Gewalttätige Mönchsproteste in Tibet

Von Christian Dieter Matuschek

Gewalttätige Mönchsproteste in TibetDie chinesische Kontrolle über Tibet stößt immer mehr auf gewalttätigen Widerstand bei der einheimischen Bevölkerung. Nach mehrtägigen Protesten von buddhistischen Mönchen gegen die chinesische Herrschaft in Tibet ist es am Freitag im Zentrum der Hauptstadt Lhasa zu schweren Ausschreitungen gekommen.

Offenbar haben Demonstranten vor dem Jokhang-Tempel chinesische Polizei- und Feuerwehrautos tätlich angegriffen, umgestürzt und in Brand gesetzt.

Die chinesischen Feuerwehrleute und Polizisten seien verprügelt worden. Die Demonstranten hätten die chinesische Flagge auf dem Platz vor dem Tempel schließlich eingeholt und mit Füßen auf ihr herumgetrampelt. Nach Berichten von US-Bürgern fielen bei den Protesten Schüsse und es habe einige Verletzte gegeben.

“Es herrscht Chaos”, sagte eine Augenzeugin. “Die Menschen hatten Stöcke und Steine in den Händen.”

Die Polizisten wären allerdings vor der aufgebrachten Menge zurückgewichen. Schließlich habe man versucht mit einem Großaufgebot an Sicherheitskräften die Aufständischen zu zerschlagen. Polizisten mit spezieller Ausrüstung gegen gewalttätige Demonstranten wurden eingesetzt. Zu Ausschreitungen sei es auch auf dem Platz vor dem Potalla-Palast gekommen.

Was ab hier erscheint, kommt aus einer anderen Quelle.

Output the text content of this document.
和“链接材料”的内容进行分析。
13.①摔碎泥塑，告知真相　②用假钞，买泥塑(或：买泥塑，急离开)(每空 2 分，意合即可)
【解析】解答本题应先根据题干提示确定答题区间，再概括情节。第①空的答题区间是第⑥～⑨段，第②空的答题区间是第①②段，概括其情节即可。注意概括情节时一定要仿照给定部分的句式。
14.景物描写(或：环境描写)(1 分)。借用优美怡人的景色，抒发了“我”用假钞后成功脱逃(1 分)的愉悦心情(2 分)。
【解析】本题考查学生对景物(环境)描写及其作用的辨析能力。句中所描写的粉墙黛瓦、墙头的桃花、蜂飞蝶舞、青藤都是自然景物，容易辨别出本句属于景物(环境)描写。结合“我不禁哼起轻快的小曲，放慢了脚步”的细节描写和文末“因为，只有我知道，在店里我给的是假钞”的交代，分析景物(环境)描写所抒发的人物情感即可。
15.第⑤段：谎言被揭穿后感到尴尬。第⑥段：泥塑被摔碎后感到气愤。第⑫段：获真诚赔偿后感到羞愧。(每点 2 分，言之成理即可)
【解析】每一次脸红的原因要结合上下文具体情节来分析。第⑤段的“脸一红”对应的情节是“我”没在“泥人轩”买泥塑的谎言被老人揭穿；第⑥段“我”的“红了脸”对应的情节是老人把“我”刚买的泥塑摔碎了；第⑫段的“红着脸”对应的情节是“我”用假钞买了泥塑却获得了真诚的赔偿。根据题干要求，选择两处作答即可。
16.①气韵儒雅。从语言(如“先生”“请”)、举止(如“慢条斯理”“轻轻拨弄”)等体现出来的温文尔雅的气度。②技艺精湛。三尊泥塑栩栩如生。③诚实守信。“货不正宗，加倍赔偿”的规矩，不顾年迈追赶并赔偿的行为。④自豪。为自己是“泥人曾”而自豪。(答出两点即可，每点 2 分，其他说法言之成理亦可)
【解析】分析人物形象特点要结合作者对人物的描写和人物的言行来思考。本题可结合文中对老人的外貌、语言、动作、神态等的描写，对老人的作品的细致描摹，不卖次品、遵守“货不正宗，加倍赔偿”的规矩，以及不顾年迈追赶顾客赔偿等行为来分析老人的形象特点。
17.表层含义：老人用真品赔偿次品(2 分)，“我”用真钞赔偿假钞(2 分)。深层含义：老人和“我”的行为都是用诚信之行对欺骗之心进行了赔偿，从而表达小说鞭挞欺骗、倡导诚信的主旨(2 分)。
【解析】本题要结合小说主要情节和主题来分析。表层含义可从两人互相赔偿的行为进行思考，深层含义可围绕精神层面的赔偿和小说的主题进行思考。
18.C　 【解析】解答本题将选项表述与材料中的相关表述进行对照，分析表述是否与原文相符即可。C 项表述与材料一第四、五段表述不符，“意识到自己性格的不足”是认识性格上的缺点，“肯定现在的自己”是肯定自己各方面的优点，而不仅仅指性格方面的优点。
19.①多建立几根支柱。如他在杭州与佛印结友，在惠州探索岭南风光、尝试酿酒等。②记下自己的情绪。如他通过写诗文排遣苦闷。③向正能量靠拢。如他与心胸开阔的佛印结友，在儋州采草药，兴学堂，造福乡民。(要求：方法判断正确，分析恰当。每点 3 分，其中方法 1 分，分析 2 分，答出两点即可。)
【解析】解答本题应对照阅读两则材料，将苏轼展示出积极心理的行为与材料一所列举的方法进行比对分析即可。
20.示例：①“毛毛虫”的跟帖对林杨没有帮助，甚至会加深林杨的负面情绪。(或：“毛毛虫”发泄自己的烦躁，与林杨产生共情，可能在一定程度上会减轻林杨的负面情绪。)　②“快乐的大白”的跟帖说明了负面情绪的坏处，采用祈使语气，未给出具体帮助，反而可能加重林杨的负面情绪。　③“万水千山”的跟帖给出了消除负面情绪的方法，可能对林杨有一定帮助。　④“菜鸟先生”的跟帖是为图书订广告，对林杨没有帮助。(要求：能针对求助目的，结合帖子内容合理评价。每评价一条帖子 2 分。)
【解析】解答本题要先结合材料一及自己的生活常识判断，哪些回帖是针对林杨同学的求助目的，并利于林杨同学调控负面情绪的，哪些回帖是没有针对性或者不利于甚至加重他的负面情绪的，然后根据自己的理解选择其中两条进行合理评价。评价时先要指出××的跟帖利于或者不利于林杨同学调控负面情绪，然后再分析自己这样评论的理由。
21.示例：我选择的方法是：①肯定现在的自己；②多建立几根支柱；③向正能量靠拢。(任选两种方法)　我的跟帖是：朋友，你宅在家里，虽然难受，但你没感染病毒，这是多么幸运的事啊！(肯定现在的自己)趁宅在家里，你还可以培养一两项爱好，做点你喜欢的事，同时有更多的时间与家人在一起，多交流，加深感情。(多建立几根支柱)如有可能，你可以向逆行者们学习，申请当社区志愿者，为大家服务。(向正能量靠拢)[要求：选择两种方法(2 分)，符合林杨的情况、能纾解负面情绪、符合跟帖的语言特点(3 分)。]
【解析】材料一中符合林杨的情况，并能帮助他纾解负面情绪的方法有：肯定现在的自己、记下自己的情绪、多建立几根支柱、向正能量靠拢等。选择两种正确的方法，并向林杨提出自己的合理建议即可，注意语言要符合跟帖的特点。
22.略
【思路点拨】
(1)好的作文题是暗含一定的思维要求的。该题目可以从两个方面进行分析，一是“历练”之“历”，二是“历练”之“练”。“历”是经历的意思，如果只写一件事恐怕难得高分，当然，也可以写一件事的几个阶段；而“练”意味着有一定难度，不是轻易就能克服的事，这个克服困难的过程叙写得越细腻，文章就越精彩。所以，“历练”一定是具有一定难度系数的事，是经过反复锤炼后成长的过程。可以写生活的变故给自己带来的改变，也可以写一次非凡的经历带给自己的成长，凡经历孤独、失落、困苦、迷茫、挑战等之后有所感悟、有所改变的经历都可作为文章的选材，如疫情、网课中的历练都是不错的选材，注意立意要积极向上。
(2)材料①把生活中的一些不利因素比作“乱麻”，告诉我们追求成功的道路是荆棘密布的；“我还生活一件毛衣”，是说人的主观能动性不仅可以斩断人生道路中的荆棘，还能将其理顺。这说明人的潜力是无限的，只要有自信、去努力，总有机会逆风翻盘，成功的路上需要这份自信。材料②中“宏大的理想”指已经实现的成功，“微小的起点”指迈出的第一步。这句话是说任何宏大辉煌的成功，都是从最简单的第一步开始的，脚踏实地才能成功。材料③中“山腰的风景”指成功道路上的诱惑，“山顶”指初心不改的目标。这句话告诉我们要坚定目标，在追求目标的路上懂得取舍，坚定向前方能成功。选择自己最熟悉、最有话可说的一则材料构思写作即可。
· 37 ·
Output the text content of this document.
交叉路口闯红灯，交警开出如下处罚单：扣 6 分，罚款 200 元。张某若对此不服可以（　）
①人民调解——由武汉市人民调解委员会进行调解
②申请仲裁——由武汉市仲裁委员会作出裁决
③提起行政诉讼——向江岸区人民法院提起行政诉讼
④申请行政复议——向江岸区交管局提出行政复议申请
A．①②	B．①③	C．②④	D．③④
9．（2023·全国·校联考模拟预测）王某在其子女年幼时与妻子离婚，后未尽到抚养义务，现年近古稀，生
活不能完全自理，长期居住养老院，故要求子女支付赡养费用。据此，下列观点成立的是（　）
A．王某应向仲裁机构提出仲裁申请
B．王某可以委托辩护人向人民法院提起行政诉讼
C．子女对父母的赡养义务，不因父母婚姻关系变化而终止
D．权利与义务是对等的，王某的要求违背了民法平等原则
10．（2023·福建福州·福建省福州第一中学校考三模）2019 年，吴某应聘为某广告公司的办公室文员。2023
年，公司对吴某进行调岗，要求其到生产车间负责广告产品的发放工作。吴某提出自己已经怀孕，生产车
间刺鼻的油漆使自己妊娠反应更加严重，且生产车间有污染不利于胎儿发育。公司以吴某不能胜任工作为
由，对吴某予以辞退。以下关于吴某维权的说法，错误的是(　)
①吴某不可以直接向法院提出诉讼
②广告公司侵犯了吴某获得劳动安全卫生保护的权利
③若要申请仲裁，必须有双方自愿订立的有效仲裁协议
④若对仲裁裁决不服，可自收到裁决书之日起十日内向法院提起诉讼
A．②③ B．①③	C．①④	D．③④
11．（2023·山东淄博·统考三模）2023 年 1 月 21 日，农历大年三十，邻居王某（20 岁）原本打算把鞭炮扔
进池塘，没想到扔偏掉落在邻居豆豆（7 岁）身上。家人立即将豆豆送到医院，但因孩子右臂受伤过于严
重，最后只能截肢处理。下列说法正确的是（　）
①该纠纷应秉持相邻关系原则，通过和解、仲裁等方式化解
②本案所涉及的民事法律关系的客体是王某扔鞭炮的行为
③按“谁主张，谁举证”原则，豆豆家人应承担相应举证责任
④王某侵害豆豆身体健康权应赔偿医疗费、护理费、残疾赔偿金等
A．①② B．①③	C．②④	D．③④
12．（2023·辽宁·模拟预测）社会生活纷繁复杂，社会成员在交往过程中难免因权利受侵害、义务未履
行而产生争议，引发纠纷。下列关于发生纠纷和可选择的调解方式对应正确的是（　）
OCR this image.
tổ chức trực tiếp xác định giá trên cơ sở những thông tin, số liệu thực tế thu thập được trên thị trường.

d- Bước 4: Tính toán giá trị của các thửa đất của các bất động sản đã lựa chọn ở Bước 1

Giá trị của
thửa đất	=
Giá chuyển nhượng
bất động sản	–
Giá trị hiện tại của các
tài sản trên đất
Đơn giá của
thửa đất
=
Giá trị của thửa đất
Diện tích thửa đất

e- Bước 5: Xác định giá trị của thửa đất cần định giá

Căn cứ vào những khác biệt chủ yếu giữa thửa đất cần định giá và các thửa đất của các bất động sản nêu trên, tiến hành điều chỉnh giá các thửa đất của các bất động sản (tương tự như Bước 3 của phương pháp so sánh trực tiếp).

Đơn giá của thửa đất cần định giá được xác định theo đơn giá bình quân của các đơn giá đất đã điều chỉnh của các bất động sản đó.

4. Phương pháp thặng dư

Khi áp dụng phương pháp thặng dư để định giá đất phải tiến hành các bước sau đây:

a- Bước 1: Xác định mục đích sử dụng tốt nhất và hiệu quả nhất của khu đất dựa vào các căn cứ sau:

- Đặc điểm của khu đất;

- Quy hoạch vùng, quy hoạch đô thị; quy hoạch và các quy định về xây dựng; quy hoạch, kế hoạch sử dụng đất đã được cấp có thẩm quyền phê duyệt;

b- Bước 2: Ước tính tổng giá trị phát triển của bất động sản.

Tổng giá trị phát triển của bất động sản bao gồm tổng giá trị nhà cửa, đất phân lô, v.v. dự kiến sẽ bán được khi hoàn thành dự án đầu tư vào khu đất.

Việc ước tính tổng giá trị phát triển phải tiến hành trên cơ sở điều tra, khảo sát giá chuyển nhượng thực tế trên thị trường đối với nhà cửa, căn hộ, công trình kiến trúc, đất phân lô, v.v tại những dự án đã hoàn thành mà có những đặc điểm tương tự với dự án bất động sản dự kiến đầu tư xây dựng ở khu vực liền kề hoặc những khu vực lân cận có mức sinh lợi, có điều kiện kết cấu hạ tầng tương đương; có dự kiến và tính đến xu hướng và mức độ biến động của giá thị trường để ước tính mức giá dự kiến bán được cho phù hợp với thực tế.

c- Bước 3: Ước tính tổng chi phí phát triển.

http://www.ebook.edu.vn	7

Im Zuge der sich ausweitenden Proteste hatten sich zuvor zwei Mönche in Lhasa bei einem Selbstmordversuch die Pulsadern aufgeschnitten, wie der US-Radiosender Radio Free Asia (RFA) berichtete. Die beiden buddhistischen Mönche aus dem Drepung-Kloster seien in “kritischem Zustand”. In einem anderen Kloster sollen Mönche in Hungerstreik getreten sein. Drei große Klöster in Lhasa seien von Truppen umstellt und für Touristen gesperrt worden.

Bei einem friedlichen Protestmarsch von Exil-Tibetern in Nordindien gegen die Olympischen Spiele im heurigen Sommer in Peking, hatte die indische Polizei nach Augenzeugenberichten mehr als 100 Menschen festgenommen. Sie traten am gestrigen Donnerstag in einen Hungerstreik. Die Demonstration im Unionsstaat Himachal Pradesh war in der Stadt Dehra gestoppt, die Festgenommenen in Bussen weggebracht worden.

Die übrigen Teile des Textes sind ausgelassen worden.